Fig. 9. Biosensor activity on contact with 3O-C12. (a) A sputum sample is taken from the patient and the 3D-printed device is collapsed to release the bacteria into the sample. (b) The biosensor is built to enable both quantification of 3O-C12 concentration and a more simple on/off behavior in which 3O-C12 at or above 10 nmol•L-1 will turn the sample visibly red. (c) The biosensor turns visibly red with a 98-fold fluorescence increase, compared with the initial fluorescence value, F/F0, after 10 h of exposure to the inducer. mCherry protein production continues as long as cells remain exposed to the inducer. Data collected for 10 000 events for the uninduced and the 100 nmol•L-1 3O-C12 samples (three samples).

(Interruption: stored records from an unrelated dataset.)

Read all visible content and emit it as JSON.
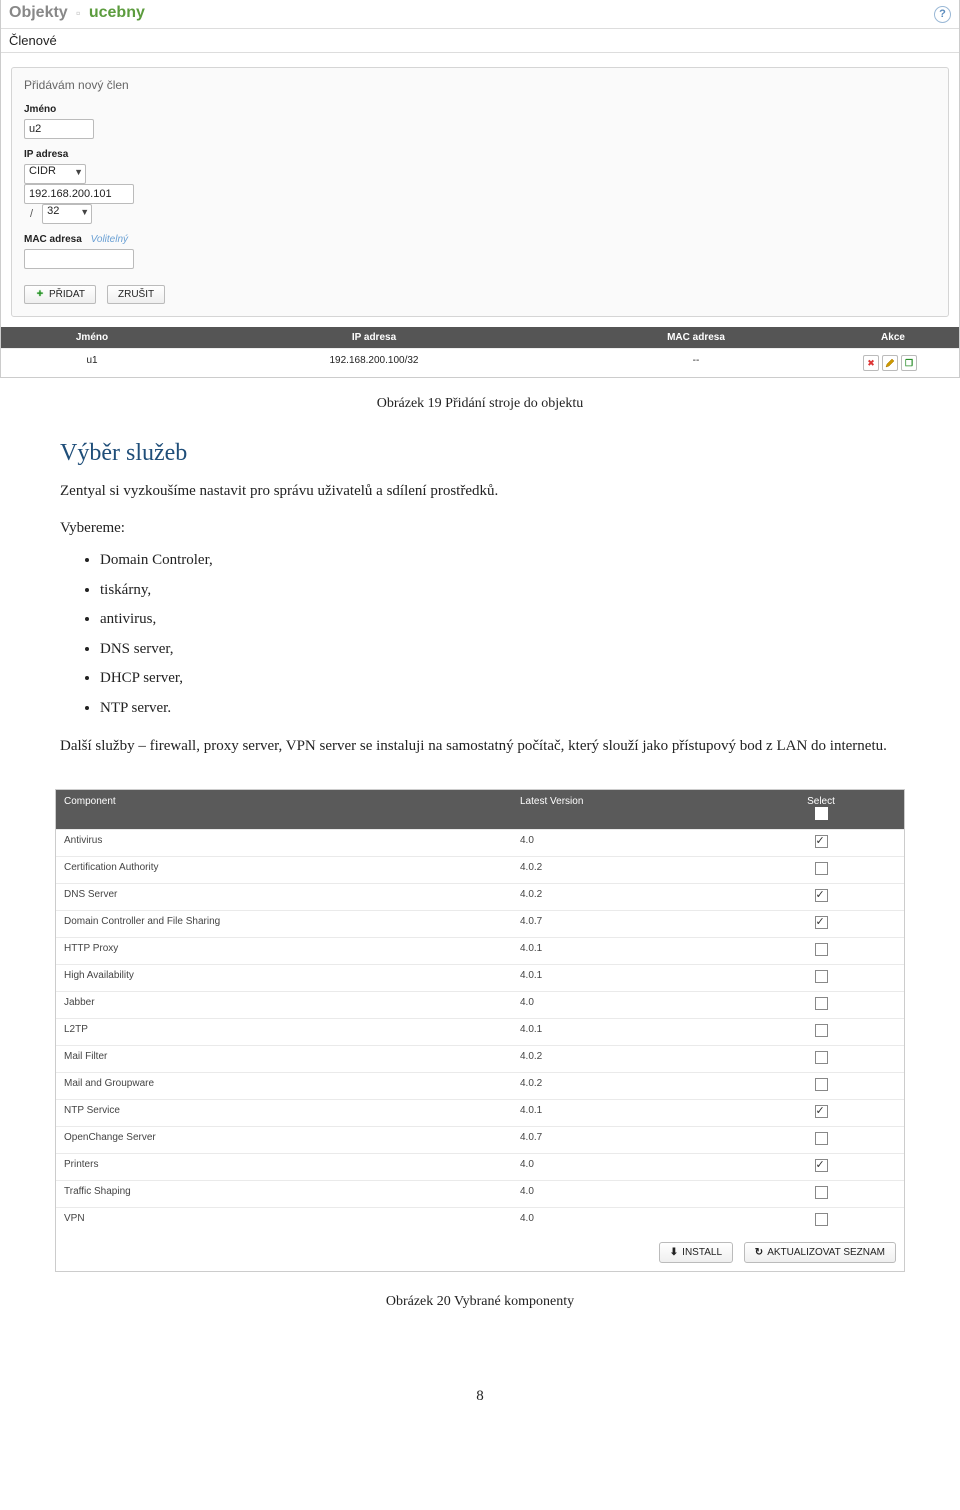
{
  "breadcrumb": {
    "root": "Objekty",
    "sep_glyph": "▫",
    "active": "ucebny",
    "help_glyph": "?"
  },
  "members_header": "Členové",
  "panel": {
    "title": "Přidávám nový člen",
    "jmeno_label": "Jméno",
    "jmeno_value": "u2",
    "ip_label": "IP adresa",
    "cidr_value": "CIDR",
    "ip_value": "192.168.200.101",
    "mask_value": "32",
    "mac_label": "MAC adresa",
    "mac_optional": "Volitelný",
    "mac_value": "",
    "add_btn": "PŘIDAT",
    "cancel_btn": "ZRUŠIT"
  },
  "grid": {
    "h_name": "Jméno",
    "h_ip": "IP adresa",
    "h_mac": "MAC adresa",
    "h_act": "Akce",
    "row": {
      "name": "u1",
      "ip": "192.168.200.100/32",
      "mac": "--"
    }
  },
  "caption1": "Obrázek 19 Přidání stroje do objektu",
  "sec_title": "Výběr služeb",
  "para1": "Zentyal si vyzkoušíme nastavit pro správu uživatelů a sdílení prostředků.",
  "vybereme": "Vybereme:",
  "bullets": [
    "Domain Controler,",
    "tiskárny,",
    "antivirus,",
    "DNS server,",
    "DHCP server,",
    "NTP server."
  ],
  "para2": "Další služby – firewall, proxy server, VPN server se instaluji na samostatný počítač, který slouží jako přístupový bod z LAN do internetu.",
  "table2": {
    "h_comp": "Component",
    "h_ver": "Latest Version",
    "h_sel": "Select",
    "rows": [
      {
        "name": "Antivirus",
        "ver": "4.0",
        "checked": true
      },
      {
        "name": "Certification Authority",
        "ver": "4.0.2",
        "checked": false
      },
      {
        "name": "DNS Server",
        "ver": "4.0.2",
        "checked": true
      },
      {
        "name": "Domain Controller and File Sharing",
        "ver": "4.0.7",
        "checked": true
      },
      {
        "name": "HTTP Proxy",
        "ver": "4.0.1",
        "checked": false
      },
      {
        "name": "High Availability",
        "ver": "4.0.1",
        "checked": false
      },
      {
        "name": "Jabber",
        "ver": "4.0",
        "checked": false
      },
      {
        "name": "L2TP",
        "ver": "4.0.1",
        "checked": false
      },
      {
        "name": "Mail Filter",
        "ver": "4.0.2",
        "checked": false
      },
      {
        "name": "Mail and Groupware",
        "ver": "4.0.2",
        "checked": false
      },
      {
        "name": "NTP Service",
        "ver": "4.0.1",
        "checked": true
      },
      {
        "name": "OpenChange Server",
        "ver": "4.0.7",
        "checked": false
      },
      {
        "name": "Printers",
        "ver": "4.0",
        "checked": true
      },
      {
        "name": "Traffic Shaping",
        "ver": "4.0",
        "checked": false
      },
      {
        "name": "VPN",
        "ver": "4.0",
        "checked": false
      }
    ],
    "install_btn": "INSTALL",
    "update_btn": "AKTUALIZOVAT SEZNAM"
  },
  "caption2": "Obrázek 20 Vybrané komponenty",
  "page_number": "8"
}
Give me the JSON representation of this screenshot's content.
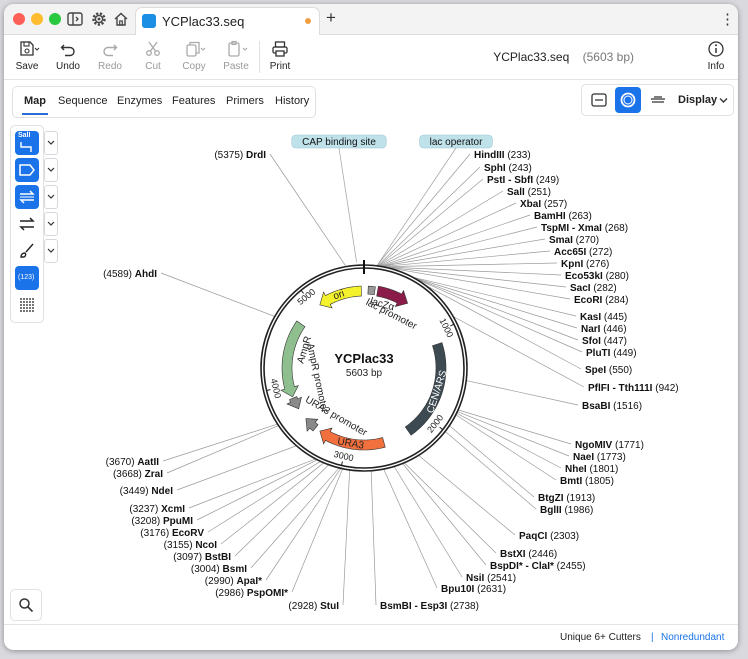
{
  "window": {
    "tab_title": "YCPlac33.seq",
    "new_tab_label": "+",
    "more_label": "⋮"
  },
  "toolbar": {
    "save_label": "Save",
    "undo_label": "Undo",
    "redo_label": "Redo",
    "cut_label": "Cut",
    "copy_label": "Copy",
    "paste_label": "Paste",
    "print_label": "Print",
    "info_label": "Info",
    "file_name": "YCPlac33.seq",
    "file_size": "(5603 bp)"
  },
  "view_tabs": [
    {
      "label": "Map",
      "active": true
    },
    {
      "label": "Sequence",
      "active": false
    },
    {
      "label": "Enzymes",
      "active": false
    },
    {
      "label": "Features",
      "active": false
    },
    {
      "label": "Primers",
      "active": false
    },
    {
      "label": "History",
      "active": false
    }
  ],
  "display_control": {
    "label": "Display",
    "active_view": "circular"
  },
  "left_panel": {
    "enzyme_button_text": "SalI",
    "numbers_button_text": "(123)"
  },
  "map": {
    "name": "YCPlac33",
    "length": "5603 bp",
    "ticks": [
      "1000",
      "2000",
      "3000",
      "4000",
      "5000"
    ],
    "features": [
      {
        "name": "ori",
        "color": "#f4f22c",
        "direction": "ccw"
      },
      {
        "name": "lacZα",
        "color": "#8b1c4a",
        "direction": "cw"
      },
      {
        "name": "lac promoter",
        "color": "#7a7a7a",
        "direction": "cw"
      },
      {
        "name": "CEN/ARS",
        "color": "#3e4a52",
        "direction": "none"
      },
      {
        "name": "URA3",
        "color": "#f2703d",
        "direction": "cw"
      },
      {
        "name": "URA3 promoter",
        "color": "#8a8a8a",
        "direction": "cw"
      },
      {
        "name": "AmpR",
        "color": "#8fbf8f",
        "direction": "ccw"
      },
      {
        "name": "AmpR promoter",
        "color": "#8a8a8a",
        "direction": "ccw"
      }
    ],
    "site_labels": [
      "CAP binding site",
      "lac operator"
    ],
    "enzymes": [
      {
        "name": "DrdI",
        "pos": "(5375)"
      },
      {
        "name": "AhdI",
        "pos": "(4589)"
      },
      {
        "name": "HindIII",
        "pos": "(233)"
      },
      {
        "name": "SphI",
        "pos": "(243)"
      },
      {
        "name": "PstI - SbfI",
        "pos": "(249)"
      },
      {
        "name": "SalI",
        "pos": "(251)"
      },
      {
        "name": "XbaI",
        "pos": "(257)"
      },
      {
        "name": "BamHI",
        "pos": "(263)"
      },
      {
        "name": "TspMI - XmaI",
        "pos": "(268)"
      },
      {
        "name": "SmaI",
        "pos": "(270)"
      },
      {
        "name": "Acc65I",
        "pos": "(272)"
      },
      {
        "name": "KpnI",
        "pos": "(276)"
      },
      {
        "name": "Eco53kI",
        "pos": "(280)"
      },
      {
        "name": "SacI",
        "pos": "(282)"
      },
      {
        "name": "EcoRI",
        "pos": "(284)"
      },
      {
        "name": "KasI",
        "pos": "(445)"
      },
      {
        "name": "NarI",
        "pos": "(446)"
      },
      {
        "name": "SfoI",
        "pos": "(447)"
      },
      {
        "name": "PluTI",
        "pos": "(449)"
      },
      {
        "name": "SpeI",
        "pos": "(550)"
      },
      {
        "name": "PflFI - Tth111I",
        "pos": "(942)"
      },
      {
        "name": "BsaBI",
        "pos": "(1516)"
      },
      {
        "name": "NgoMIV",
        "pos": "(1771)"
      },
      {
        "name": "NaeI",
        "pos": "(1773)"
      },
      {
        "name": "NheI",
        "pos": "(1801)"
      },
      {
        "name": "BmtI",
        "pos": "(1805)"
      },
      {
        "name": "BtgZI",
        "pos": "(1913)"
      },
      {
        "name": "BglII",
        "pos": "(1986)"
      },
      {
        "name": "PaqCI",
        "pos": "(2303)"
      },
      {
        "name": "BstXI",
        "pos": "(2446)"
      },
      {
        "name": "BspDI* - ClaI*",
        "pos": "(2455)"
      },
      {
        "name": "NsiI",
        "pos": "(2541)"
      },
      {
        "name": "Bpu10I",
        "pos": "(2631)"
      },
      {
        "name": "BsmBI - Esp3I",
        "pos": "(2738)"
      },
      {
        "name": "StuI",
        "pos": "(2928)"
      },
      {
        "name": "PspOMI*",
        "pos": "(2986)"
      },
      {
        "name": "ApaI*",
        "pos": "(2990)"
      },
      {
        "name": "BsmI",
        "pos": "(3004)"
      },
      {
        "name": "BstBI",
        "pos": "(3097)"
      },
      {
        "name": "NcoI",
        "pos": "(3155)"
      },
      {
        "name": "EcoRV",
        "pos": "(3176)"
      },
      {
        "name": "PpuMI",
        "pos": "(3208)"
      },
      {
        "name": "XcmI",
        "pos": "(3237)"
      },
      {
        "name": "NdeI",
        "pos": "(3449)"
      },
      {
        "name": "ZraI",
        "pos": "(3668)"
      },
      {
        "name": "AatII",
        "pos": "(3670)"
      }
    ]
  },
  "status_bar": {
    "cutters_label": "Unique 6+ Cutters",
    "separator": "|",
    "mode_label": "Nonredundant"
  }
}
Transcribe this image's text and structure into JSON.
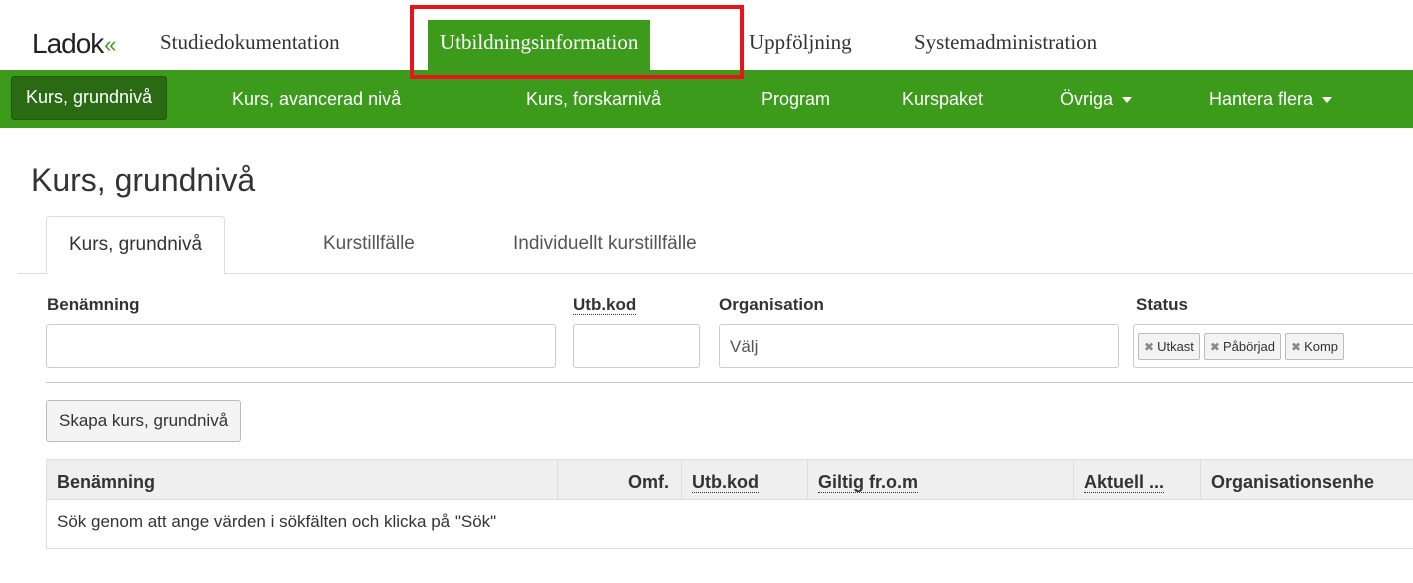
{
  "app": {
    "logo": "Ladok",
    "modules": [
      "Studiedokumentation",
      "Utbildningsinformation",
      "Uppföljning",
      "Systemadministration"
    ],
    "active_module": "Utbildningsinformation",
    "highlight_color": "#e8141b"
  },
  "nav": {
    "items": [
      "Kurs, grundnivå",
      "Kurs, avancerad nivå",
      "Kurs, forskarnivå",
      "Program",
      "Kurspaket",
      "Övriga",
      "Hantera flera"
    ],
    "active": "Kurs, grundnivå",
    "color": "#3d9b1c"
  },
  "page_title": "Kurs, grundnivå",
  "tabs": [
    "Kurs, grundnivå",
    "Kurstillfälle",
    "Individuellt kurstillfälle"
  ],
  "filters": {
    "benamning_label": "Benämning",
    "benamning_value": "",
    "utbkod_label": "Utb.kod",
    "utbkod_value": "",
    "organisation_label": "Organisation",
    "organisation_placeholder": "Välj",
    "status_label": "Status",
    "status_chips": [
      "Utkast",
      "Påbörjad",
      "Komp"
    ]
  },
  "create_button": "Skapa kurs, grundnivå",
  "results": {
    "columns": [
      "Benämning",
      "Omf.",
      "Utb.kod",
      "Giltig fr.o.m",
      "Aktuell ...",
      "Organisationsenhe"
    ],
    "empty_message": "Sök genom att ange värden i sökfälten och klicka på \"Sök\""
  }
}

The device was designed to be fabricated and used by personnel or volunteers with minimal training. After attachment to a culture tube, the device and culture tube can be gripped by the hand, and the thumb can be used in a lateral pinch grip to activate the sensor. The average lateral pinch strength of an adult using the dominant hand ranges from approximately 5.0–7.5 kg of force , which is sufficient for the use of this device. Due to the design of the stressfocusing cutout presented here, the lateral pinch force generated by an adult will allow the device to reliably function in the field.
The experimental results presented here indicate that the 3O-C12 biosensor is able to sense inducer concentrations when P. aeruginosa biofilms are present, as in the case of recurring infections. The living biosensor, while useful for the purpose of detection, has the potential to face fewer regulatory hurdles due to its enclosure within the bioassay device, which permits its contained deployment outside the lab. The 3D-printed device turns the GMO into a component of the overall device and ensures that the biosensor is isolated from the environment. Thus, 3D printing this device enables our living biosensor, with its versatility to process environmental input, to be field-deployed as a novel, costeffective diagnostic technology.
The authors acknowledge support from funding from federal agencies of the United States including, the National Science Foundation (1709238), as well as funding from Office of Naval Research (N00014-17-12306 and N00014-15-1-2502), and the Air Force Office of Scientific Research (FA9550-13-1-0108). No funding agencies played a significant role in the study design.
Wolozny and Ruder conceived the idea for the system described here. All authors designed and performed the experiments, analyzed the data, discussed the results, wrote this manuscript and commented on the paper. Wolozny, Lake, Long, and Ruder revised the manuscript.
《Compliance with ethics guidelines》
Compliance with ethics guidelines
Daniel Wolozny, John R. Lake, Paul G. Movizzo, Zhicheng Long, and Warren C. Ruder declare that they have no conflict of interest or financial conflicts to disclose.